Neuro-Affirming Care For People with Alexithymia 

People with affect alexithymia have a lot of difficulty knowing how they feel.  Their nervous systems do not automatically and easily attend to interoceptive cues, the signals we get from the body that let us know when we are hungry, tired, angry or sad.  These clients cannot easily tell you how they feel, and often being asked feels uncomfortable and shame-inducing.  Therapy is can be seen as being mostly about feelings and so these people can often feel like they are set up to fail in the therapeutic environment.  Be explicit and clear that you understand that reading feeling cues is hard for them, and if this is a treatment goal (remember it might not be, people with alexithymia also have other stuff happening!) then make sure to approach it gradually and collaboratively.

Neuro-Affirming Care for People With Dementia and Memory Loss

At this point in my little rant, you know that every brain is different and you need to check in with your client or people in their lives (with consent) to see how they are impacted.  But I do want to make the point that people with dementia often key in to emotional tone in the absence of other information.  They may not be as likely to remember what you said, but their bodies will remember how you made them feel.  Take care that you are regulated and calm when you are working with a person who has dementia, and keep in mind that their cognitive functioning will ebb and flow.  

There will likely be some grief and loss work, especially with folks who had been very identified with the cognitive part of themselves.  The brain may fill in the gaps with fear or paranoia in an attempt to keep the person safe; be readable and transparent.  It can also be helpful to include subtle reminders of what’s going on throughout your speech without being asked: instead of “I like the color blue” you might go with “As a therapist at xyz location, I like the color blue”.

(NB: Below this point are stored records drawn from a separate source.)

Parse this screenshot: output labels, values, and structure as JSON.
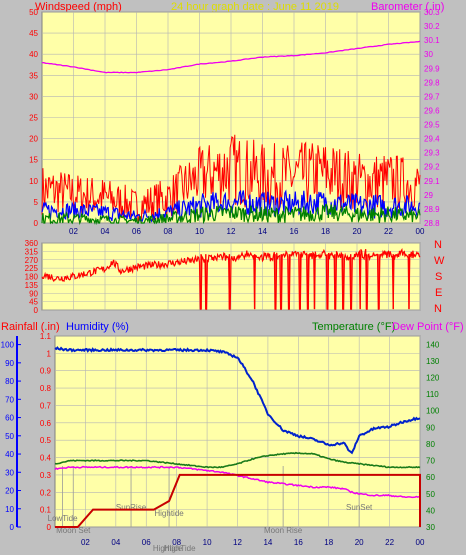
{
  "header": {
    "left_title": "Windspeed (mph)",
    "center_title": "24 hour graph date : June 11 2019",
    "right_title": "Barometer (.in)"
  },
  "colors": {
    "plot_bg": "#ffffa8",
    "frame_bg": "#c0c0c0",
    "grid": "#b4b4b4",
    "wind_gust": "#ff0000",
    "wind_avg": "#0000ff",
    "wind_low": "#008000",
    "barometer": "#ee00ee",
    "direction": "#ff0000",
    "humidity": "#0022cc",
    "temperature": "#1a7a1a",
    "dew_point": "#ee00ee",
    "rainfall": "#c80000",
    "title_yellow": "#dddd00",
    "left_red": "#ff0000",
    "left_blue": "#0000ff",
    "right_green": "#008000",
    "events": "#777777"
  },
  "direction_labels": [
    "N",
    "W",
    "S",
    "E",
    "N"
  ],
  "chart_data": [
    {
      "type": "line",
      "title": "24 hour graph date : June 11 2019",
      "x_ticks": [
        "02",
        "04",
        "06",
        "08",
        "10",
        "12",
        "14",
        "16",
        "18",
        "20",
        "22",
        "00"
      ],
      "ylabel": "Windspeed (mph)",
      "ylim": [
        0,
        50
      ],
      "y_ticks": [
        0,
        5,
        10,
        15,
        20,
        25,
        30,
        35,
        40,
        45,
        50
      ],
      "y2label": "Barometer (.in)",
      "y2lim": [
        28.8,
        30.3
      ],
      "y2_ticks": [
        "28.8",
        "28.9",
        "29",
        "29.1",
        "29.2",
        "29.3",
        "29.4",
        "29.5",
        "29.6",
        "29.7",
        "29.8",
        "29.9",
        "30",
        "30.1",
        "30.2",
        "30.3"
      ],
      "x": [
        0,
        2,
        4,
        6,
        8,
        10,
        12,
        14,
        16,
        18,
        20,
        22,
        24
      ],
      "series": [
        {
          "name": "Windspeed",
          "axis": "left",
          "style": "noisy",
          "values": [
            8,
            7,
            6,
            4,
            6,
            11,
            13,
            11,
            11,
            12,
            10,
            10,
            9
          ],
          "spread": [
            6,
            5,
            5,
            4,
            5,
            7,
            9,
            8,
            8,
            8,
            7,
            7,
            6
          ]
        },
        {
          "name": "Average",
          "axis": "left",
          "style": "noisy",
          "values": [
            3,
            3,
            2.5,
            1.5,
            2.5,
            4,
            5,
            4.5,
            4.5,
            5,
            4,
            4,
            4
          ],
          "spread": [
            2,
            2,
            2,
            1.5,
            2,
            3,
            3,
            3,
            3,
            3,
            3,
            3,
            2.5
          ]
        },
        {
          "name": "Low",
          "axis": "left",
          "style": "noisy",
          "values": [
            1,
            1,
            0.8,
            0.5,
            1,
            2,
            2.5,
            2,
            2,
            2.5,
            2,
            2,
            1.5
          ],
          "spread": [
            1.5,
            1.5,
            1.2,
            1,
            1.5,
            2,
            2,
            2,
            2,
            2,
            2,
            2,
            1.5
          ]
        },
        {
          "name": "Barometer",
          "axis": "right",
          "style": "smooth",
          "values": [
            29.94,
            29.91,
            29.87,
            29.87,
            29.89,
            29.93,
            29.95,
            29.98,
            29.99,
            30.01,
            30.04,
            30.07,
            30.09
          ]
        }
      ]
    },
    {
      "type": "line",
      "ylabel": "Wind direction",
      "ylim": [
        0,
        360
      ],
      "y_ticks": [
        0,
        45,
        90,
        135,
        180,
        225,
        270,
        315,
        360
      ],
      "x": [
        0,
        1,
        2,
        3,
        4,
        4.5,
        5,
        6,
        7,
        8,
        9,
        10,
        11,
        12,
        13,
        14,
        15,
        16,
        17,
        18,
        19,
        20,
        21,
        22,
        23,
        24
      ],
      "series": [
        {
          "name": "Direction",
          "values": [
            190,
            170,
            180,
            200,
            220,
            260,
            210,
            230,
            240,
            250,
            260,
            270,
            280,
            280,
            290,
            285,
            290,
            300,
            295,
            300,
            290,
            300,
            300,
            295,
            300,
            300
          ],
          "drops": [
            10.1,
            10.4,
            11.9,
            13.5,
            14.8,
            15.2,
            15.7,
            16.4,
            16.9,
            17.3,
            18.1,
            18.6,
            19.1,
            19.6,
            20.2,
            20.6,
            21.4,
            22.3,
            23.3
          ]
        }
      ]
    },
    {
      "type": "line",
      "x_ticks": [
        "02",
        "04",
        "06",
        "08",
        "10",
        "12",
        "14",
        "16",
        "18",
        "20",
        "22",
        "00"
      ],
      "ylabel": "Rainfall (.in)",
      "ylim": [
        0,
        1.1
      ],
      "y_ticks": [
        "0",
        "0.1",
        "0.2",
        "0.3",
        "0.4",
        "0.5",
        "0.6",
        "0.7",
        "0.8",
        "0.9",
        "1",
        "1.1"
      ],
      "y_left_outer_label": "Humidity (%)",
      "y_left_outer_lim": [
        0,
        100
      ],
      "y_left_outer_ticks": [
        0,
        10,
        20,
        30,
        40,
        50,
        60,
        70,
        80,
        90,
        100
      ],
      "y2label": "Temperature (°F)",
      "y3label": "Dew Point (°F)",
      "y2lim": [
        30,
        145
      ],
      "y2_ticks": [
        30,
        40,
        50,
        60,
        70,
        80,
        90,
        100,
        110,
        120,
        130,
        140
      ],
      "x": [
        0,
        1,
        2,
        3,
        4,
        5,
        6,
        7,
        8,
        9,
        10,
        11,
        12,
        13,
        14,
        15,
        16,
        17,
        18,
        19,
        19.5,
        20,
        21,
        22,
        23,
        24
      ],
      "series": [
        {
          "name": "Humidity",
          "axis": "left_outer",
          "values": [
            98,
            97,
            97,
            97,
            97,
            97,
            97,
            97,
            97,
            97,
            97,
            96,
            93,
            80,
            62,
            53,
            50,
            48,
            45,
            46,
            40,
            50,
            54,
            55,
            58,
            60
          ]
        },
        {
          "name": "Temperature",
          "axis": "right",
          "values": [
            68,
            70,
            70,
            70,
            70,
            70,
            70,
            69,
            68,
            67,
            66,
            66,
            68,
            71,
            73,
            74,
            74.5,
            74,
            71,
            69,
            68.5,
            68,
            67,
            66,
            66,
            66
          ]
        },
        {
          "name": "Dew Point",
          "axis": "right",
          "values": [
            65,
            66,
            66,
            66,
            66,
            66,
            66,
            66,
            66,
            65,
            64,
            63,
            61,
            59,
            57,
            56,
            55,
            54,
            54,
            53,
            51,
            50,
            49,
            49,
            48,
            48
          ]
        },
        {
          "name": "Rainfall",
          "axis": "left",
          "style": "step",
          "x": [
            0,
            1.5,
            2.5,
            6.5,
            7.5,
            8.2,
            24,
            24
          ],
          "values": [
            0,
            0,
            0.1,
            0.1,
            0.15,
            0.3,
            0.3,
            0
          ]
        }
      ],
      "annotations": [
        {
          "text": "LowTide",
          "x": 0.5,
          "row": "upper"
        },
        {
          "text": "Moon Set",
          "x": 1.2,
          "row": "lower"
        },
        {
          "text": "SunRise",
          "x": 5.0,
          "row": "upper"
        },
        {
          "text": "Hightide",
          "x": 7.5,
          "row": "mid"
        },
        {
          "text": "Moon Rise",
          "x": 15.0,
          "row": "lower"
        },
        {
          "text": "SunSet",
          "x": 20.0,
          "row": "upper"
        }
      ],
      "bottom_labels": [
        "Hightide",
        "HighTide"
      ]
    }
  ]
}
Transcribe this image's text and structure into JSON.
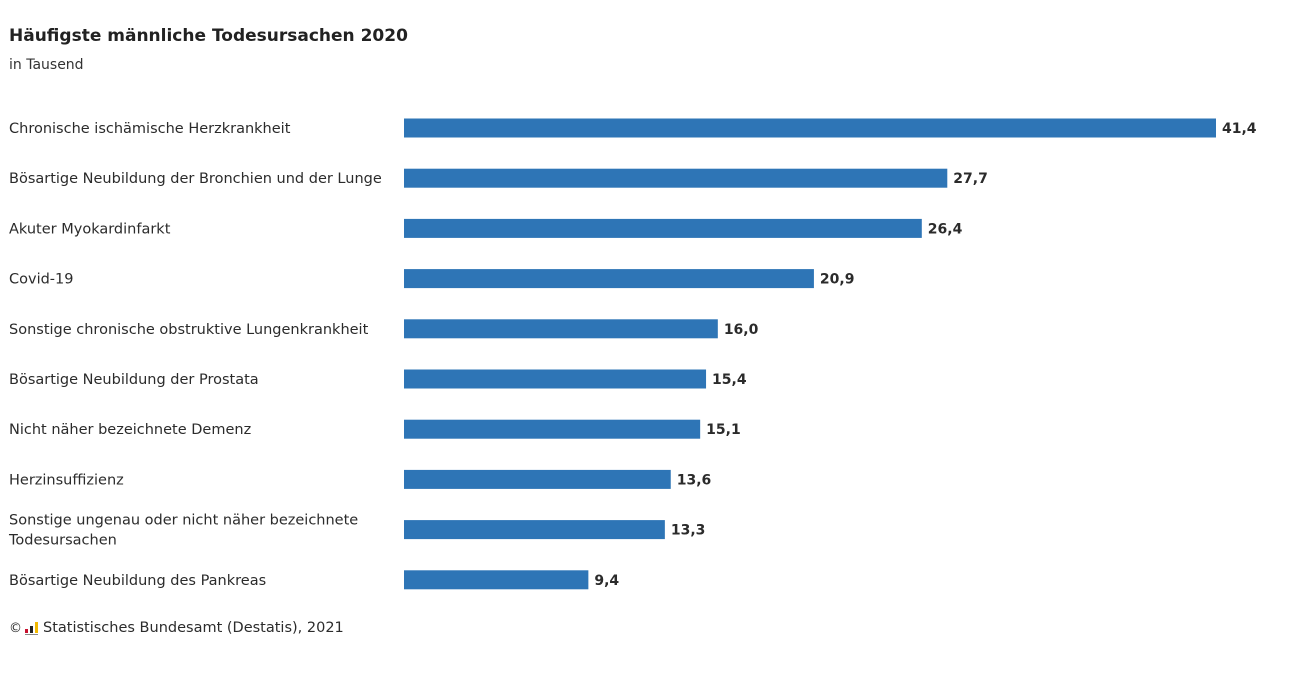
{
  "title": "Häufigste männliche Todesursachen 2020",
  "subtitle": "in Tausend",
  "source": "Statistisches Bundesamt (Destatis), 2021",
  "copyright_symbol": "©",
  "colors": {
    "bar": "#2e75b6",
    "text": "#2b2b2b"
  },
  "chart_data": {
    "type": "bar",
    "orientation": "horizontal",
    "categories": [
      "Chronische ischämische Herzkrankheit",
      "Bösartige Neubildung der Bronchien und der Lunge",
      "Akuter Myokardinfarkt",
      "Covid-19",
      "Sonstige chronische obstruktive Lungenkrankheit",
      "Bösartige Neubildung der Prostata",
      "Nicht näher bezeichnete Demenz",
      "Herzinsuffizienz",
      "Sonstige ungenau oder nicht näher bezeichnete Todesursachen",
      "Bösartige Neubildung des Pankreas"
    ],
    "values": [
      41.4,
      27.7,
      26.4,
      20.9,
      16.0,
      15.4,
      15.1,
      13.6,
      13.3,
      9.4
    ],
    "value_labels": [
      "41,4",
      "27,7",
      "26,4",
      "20,9",
      "16,0",
      "15,4",
      "15,1",
      "13,6",
      "13,3",
      "9,4"
    ],
    "title": "Häufigste männliche Todesursachen 2020",
    "subtitle": "in Tausend",
    "xlabel": "",
    "ylabel": "",
    "xlim": [
      0,
      41.4
    ],
    "grid": false,
    "legend": "none"
  }
}
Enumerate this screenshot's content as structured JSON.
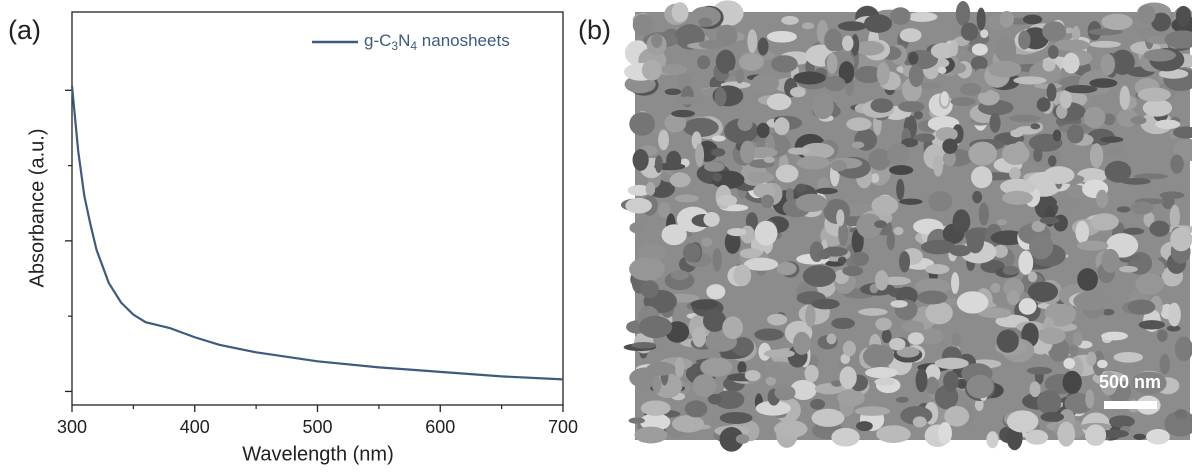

Neuro-Affirming Care for People With Psychosis

People who have psychosis often get hit twice – first by their brains and then again by the systems that are designed to serve them.  Be the bastion of compassionate care in an underfunded, under-resourced world.  You can disagree with somebody without invalidating them: “I’m not the arbiter of reality, but my perspective is different.”  You can keep a friendly and respectful tone even when someone’s perspective doesn’t agree with your version of reality.  If someone has a negative or scary hallucination with you in the room, it can be disorienting but try to treat it more as a nuisance than a threat; don’t give it any more power.

Neuro-Affirming Care for Other Learning Differences

There are many more types of brains.  If you are working with someone with Sensory Integration Disorder, for example, you simply cannot have a busy and bright office.  If somebody’s reading is impacted, you’ll have to go over your consents with them verbally.  Many people also have more than one thing going on with their brains at the same time, whether it’s diagnostically recognized as in the overlap between OCD and Tic Disorders, more culturally recognized as in the case of AudHD, or idiosyncratic to the person in front of you.

Whatever the case, the unique needs person’s nervous system it needs to be accounted for in your environment, expectations and approach.  That’s what neuro-affirming care is.  It matters because you probably want to do a good job, and in order to do that you have got to have a handle on the full scope of who the person in front of you is.